Take this GLSL sample code:
layout(set = 0, binding = 0) uniform BlockName {
mat4 someMtx;
} instanceName;
What is the purpose of "BlockName" in this context?
I know you can use the block name to match inputs/outputs of pipeline stages. But what is the purpose for uniform blocks in Vulkan?
The purpose is that GLSL requires it.
GLSL was made for OpenGL. It can be used with Vulkan, but the actual features of GLSL were made to serve the needs of OpenGL. Since Vulkan is a very different API, that means you're going to sometimes have vestigial functionality.
Like these.
In OpenGL, resources are identified, and can be queried, by name. Two resources are the same resource if they use the same name (they also have to match with other properties or an error results, but a name match is a requirement). As such, block names were made part of the grammar of GLSL interface blocks. You can't not have them on any interface blocks (UBOs being a subset of interface blocks).

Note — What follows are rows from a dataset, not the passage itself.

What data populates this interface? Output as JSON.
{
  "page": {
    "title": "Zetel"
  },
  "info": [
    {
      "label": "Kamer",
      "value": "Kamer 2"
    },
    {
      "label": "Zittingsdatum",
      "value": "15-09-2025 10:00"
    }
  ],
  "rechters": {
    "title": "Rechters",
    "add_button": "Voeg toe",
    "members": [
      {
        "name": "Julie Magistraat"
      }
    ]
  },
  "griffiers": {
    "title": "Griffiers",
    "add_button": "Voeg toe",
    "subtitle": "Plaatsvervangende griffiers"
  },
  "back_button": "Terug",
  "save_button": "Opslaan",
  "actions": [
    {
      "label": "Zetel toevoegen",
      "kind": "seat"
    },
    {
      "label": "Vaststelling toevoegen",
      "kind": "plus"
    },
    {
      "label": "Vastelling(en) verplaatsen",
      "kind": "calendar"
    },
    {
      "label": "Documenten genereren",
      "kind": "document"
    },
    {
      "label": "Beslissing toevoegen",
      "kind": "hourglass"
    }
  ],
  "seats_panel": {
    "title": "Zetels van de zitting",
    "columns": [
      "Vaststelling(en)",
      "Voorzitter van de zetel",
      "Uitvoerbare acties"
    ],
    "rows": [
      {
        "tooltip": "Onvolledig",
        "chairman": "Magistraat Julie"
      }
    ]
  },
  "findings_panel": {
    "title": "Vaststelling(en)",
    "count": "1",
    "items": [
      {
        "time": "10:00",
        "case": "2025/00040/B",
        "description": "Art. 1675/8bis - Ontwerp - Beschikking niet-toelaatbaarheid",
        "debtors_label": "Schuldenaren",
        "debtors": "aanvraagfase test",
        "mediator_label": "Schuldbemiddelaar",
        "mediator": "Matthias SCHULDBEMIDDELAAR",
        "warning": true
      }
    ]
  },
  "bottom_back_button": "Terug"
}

Vulkan (and SPIR-V) doesn't care about names. For interface variables, the name remains useful because the GLSL code itself uses that name when it wants to access that variable. But block names were only used by the external API; they were never used by GLSL code itself.
So when you use a GLSL construct that uses an interface-only name to feed an API that doesn't care about interface names, you get block names: a name that needs to exist because GLSL requires it but doesn't actually do the thing GLSL expects it to.